Quote Originally Posted by Sir C View Post
You've missed a minor detail, g.

On 23rd June 2016 the electorate voted on a referendum, mandated by parliament, to leave the EU.

On 23rd June 2016 every political party in the UK became the Brexit Party, for if political parties do not exist to carry out the wishes of the electorate, why do they exist?
The wishes of the electorate change, C. That's why we have elections. The ability to change one's mind is what differentiates us from a dictatorship.

Constitutionally, it was also an advisory referendum, it was mandated by the previous parl which can't bind this one, and no manifestos matter given it was a hung parl. Therefore it's up to the MPs to be representatives, not delegates, to cite Burke.

If my side stops it then your side can go out and vote for the Brexit Party (or their Tory clone) on a manifesto of Art 50, no negotiation and WTO.

That's how it works.

We had an advisory referendum passed by a previous parl, with the HoC now containing a majority of members who stood on a "We won't have a no deal" platform. The Tories said they'd have a deal, but as long as it was better than no deal. That is a judgement to be made by the individual MP.

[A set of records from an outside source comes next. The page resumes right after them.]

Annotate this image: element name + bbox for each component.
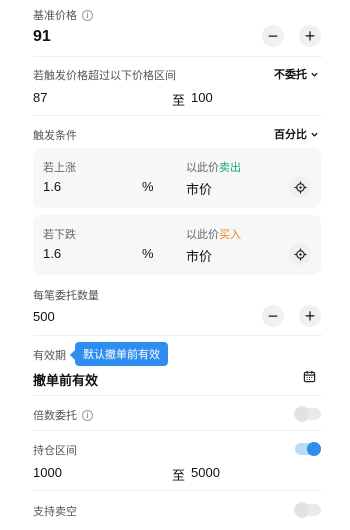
- validity-label: 有效期: [33, 350, 66, 362]
- price-range-separator: 至: [172, 93, 186, 108]
- rise-label: 若上涨: [43, 162, 76, 174]
- crosshair-icon[interactable]: [289, 243, 311, 265]
- calendar-icon[interactable]: [303, 370, 316, 388]
- toggle-knob: [307, 442, 321, 456]
- quantity-increase-button[interactable]: +: [299, 305, 321, 327]
- price-range-low-input[interactable]: 87: [33, 90, 47, 105]
- info-icon[interactable]: i: [82, 409, 93, 421]
- rise-condition-card: 若上涨 1.6 % 以此价卖出 市价: [33, 148, 321, 208]
- fall-price-value[interactable]: 市价: [186, 246, 212, 265]
- toggle-knob: [295, 407, 309, 421]
- fall-action: 买入: [219, 229, 241, 241]
- divider: [33, 56, 322, 57]
- fall-percent-input[interactable]: 1.6: [43, 246, 61, 261]
- divider: [33, 335, 322, 336]
- quantity-input[interactable]: 500: [33, 309, 55, 324]
- fall-price-label-text: 以此价: [186, 229, 219, 241]
- base-price-decrease-button[interactable]: −: [262, 25, 284, 47]
- position-range-toggle[interactable]: [295, 442, 321, 456]
- divider: [33, 115, 322, 116]
- quantity-decrease-button[interactable]: −: [262, 305, 284, 327]
- multiple-order-row: 倍数委托 i: [33, 407, 93, 423]
- price-range-dropdown-label: 不委托: [274, 69, 307, 81]
- rise-price-label: 以此价卖出: [186, 159, 241, 175]
- chevron-down-icon: [311, 72, 318, 77]
- price-range-dropdown[interactable]: 不委托: [274, 66, 319, 82]
- rise-percent-unit: %: [142, 179, 154, 194]
- base-price-increase-button[interactable]: +: [299, 25, 321, 47]
- multiple-order-toggle[interactable]: [295, 407, 321, 421]
- trigger-condition-dropdown-label: 百分比: [274, 129, 307, 141]
- short-sell-label: 支持卖空: [33, 506, 77, 518]
- position-range-high-input[interactable]: 5000: [191, 465, 220, 480]
- toggle-knob: [295, 503, 309, 517]
- divider: [33, 490, 322, 491]
- fall-price-label: 以此价买入: [186, 226, 241, 242]
- validity-value[interactable]: 撤单前有效: [33, 370, 98, 389]
- validity-tooltip: 默认撤单前有效: [70, 342, 168, 366]
- fall-label: 若下跌: [43, 229, 76, 241]
- crosshair-icon[interactable]: [289, 176, 311, 198]
- price-range-high-input[interactable]: 100: [191, 90, 213, 105]
- quantity-label: 每笔委托数量: [33, 290, 99, 302]
- divider: [33, 430, 322, 431]
- fall-percent-unit: %: [142, 246, 154, 261]
- short-sell-toggle[interactable]: [295, 503, 321, 517]
- info-icon[interactable]: i: [82, 9, 93, 21]
- multiple-order-label: 倍数委托: [33, 410, 77, 422]
- chevron-down-icon: [311, 132, 318, 137]
- base-price-label: 基准价格: [33, 10, 77, 22]
- rise-price-label-text: 以此价: [186, 162, 219, 174]
- price-range-label: 若触发价格超过以下价格区间: [33, 70, 176, 82]
- rise-action: 卖出: [219, 162, 241, 174]
- base-price-value[interactable]: 91: [33, 28, 51, 46]
- trigger-condition-label: 触发条件: [33, 130, 77, 142]
- trigger-condition-dropdown[interactable]: 百分比: [274, 126, 319, 142]
- position-range-low-input[interactable]: 1000: [33, 465, 62, 480]
- position-range-label: 持仓区间: [33, 445, 77, 457]
- position-range-separator: 至: [172, 468, 186, 483]
- fall-condition-card: 若下跌 1.6 % 以此价买入 市价: [33, 215, 321, 275]
- rise-percent-input[interactable]: 1.6: [43, 179, 61, 194]
- rise-price-value[interactable]: 市价: [186, 179, 212, 198]
- divider: [33, 395, 322, 396]
- base-price-row: 基准价格 i: [33, 7, 93, 23]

But no matter, we didn't vote for no deal in a binding referendum, and even if we had, the 2017 GE trumps it constitutionally. (Though if we had, the govt would have had no need to call a GE in 2017.)

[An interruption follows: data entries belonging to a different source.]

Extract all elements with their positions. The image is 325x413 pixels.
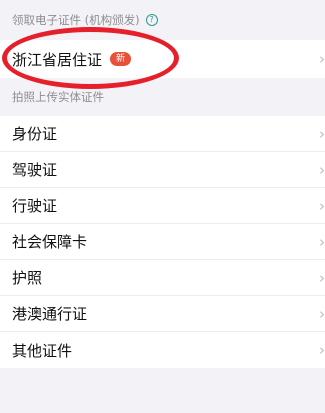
- list-item-label: 驾驶证: [12, 161, 58, 179]
- list-item-label: 社会保障卡: [12, 233, 88, 251]
- chevron-right-icon: ›: [319, 232, 325, 251]
- list-item-social-security-card[interactable]: 社会保障卡 ›: [0, 224, 325, 260]
- physical-cards-group: 身份证 › 驾驶证 › 行驶证 › 社会保障卡 › 护照 › 港澳通行证 › 其…: [0, 116, 325, 368]
- list-item-label: 行驶证: [12, 197, 58, 215]
- chevron-right-icon: ›: [319, 124, 325, 143]
- list-item-hk-macau-permit[interactable]: 港澳通行证 ›: [0, 296, 325, 332]
- chevron-right-icon: ›: [319, 50, 325, 68]
- list-item-other-documents[interactable]: 其他证件 ›: [0, 332, 325, 368]
- section-title-electronic: 领取电子证件 (机构颁发): [12, 13, 140, 27]
- list-item-label: 身份证: [12, 125, 58, 143]
- section-header-upload: 拍照上传实体证件: [0, 78, 325, 116]
- question-circle-icon[interactable]: ?: [145, 14, 158, 26]
- chevron-right-icon: ›: [319, 304, 325, 323]
- chevron-right-icon: ›: [319, 196, 325, 215]
- chevron-right-icon: ›: [319, 341, 325, 359]
- list-item-passport[interactable]: 护照 ›: [0, 260, 325, 296]
- section-title-upload: 拍照上传实体证件: [12, 90, 104, 104]
- list-item-driver-license[interactable]: 驾驶证 ›: [0, 152, 325, 188]
- list-item-label: 浙江省居住证: [12, 50, 103, 69]
- list-item-zhejiang-residence-permit[interactable]: 浙江省居住证 新 ›: [0, 40, 325, 78]
- chevron-right-icon: ›: [319, 268, 325, 287]
- list-item-label: 港澳通行证: [12, 305, 88, 323]
- list-item-label: 其他证件: [12, 341, 73, 360]
- electronic-cards-group: 浙江省居住证 新 ›: [0, 40, 325, 78]
- list-item-id-card[interactable]: 身份证 ›: [0, 116, 325, 152]
- list-item-vehicle-license[interactable]: 行驶证 ›: [0, 188, 325, 224]
- section-header-electronic: 领取电子证件 (机构颁发) ?: [0, 0, 325, 40]
- new-badge: 新: [110, 52, 132, 66]
- chevron-right-icon: ›: [319, 160, 325, 179]
- list-item-label: 护照: [12, 269, 43, 287]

The public didn't want a no deal then and don't want a no deal now. And more to the constitutional point, their elected representatives no want no deal.

If you don't like it, vote for a party that wants to change MPs from representatives to delegates, or introduce direct democracy, or even a dictatorship.

But until you do,we have over 200 years of constitutional precedence for this since Burke's declaration to the electors of Bristol in 1774.

Would have hoped a gent like yourself would have understood the constitutional history of our proud nation, C.

Just like there was no "No Deal" option on the ballot, there also wasn't an option to end our representative, parliamentary democracy.

In fact, the clusterfück of the last 3 years is all down to these two facts. And I'm afraid, constitutionally, our representatives elected in 2017 trump the non specific wishes of an advisory referendum in 2016.

Bit of a pickle, but there we be. And had the ERG voted for the proffered deal, we'd have left no matter how many lefties like me went a-protesting.

Ironically, I agree that May's deal was vassalage, and would personally rather have no deal than that (unless we first got the consent of NI to break the union in this way.)

But no deal wasn't on the ballot, nor in the manifestos, and - the only thing that matters constitutionally - isn't in the hearts of a majority of our elected representatives.

If we don't like howthey choose to vote, we can kick 'em out next GE.

This is the way it has worked since the Great Reform Act, and in many boroughs, since the preceding centuries.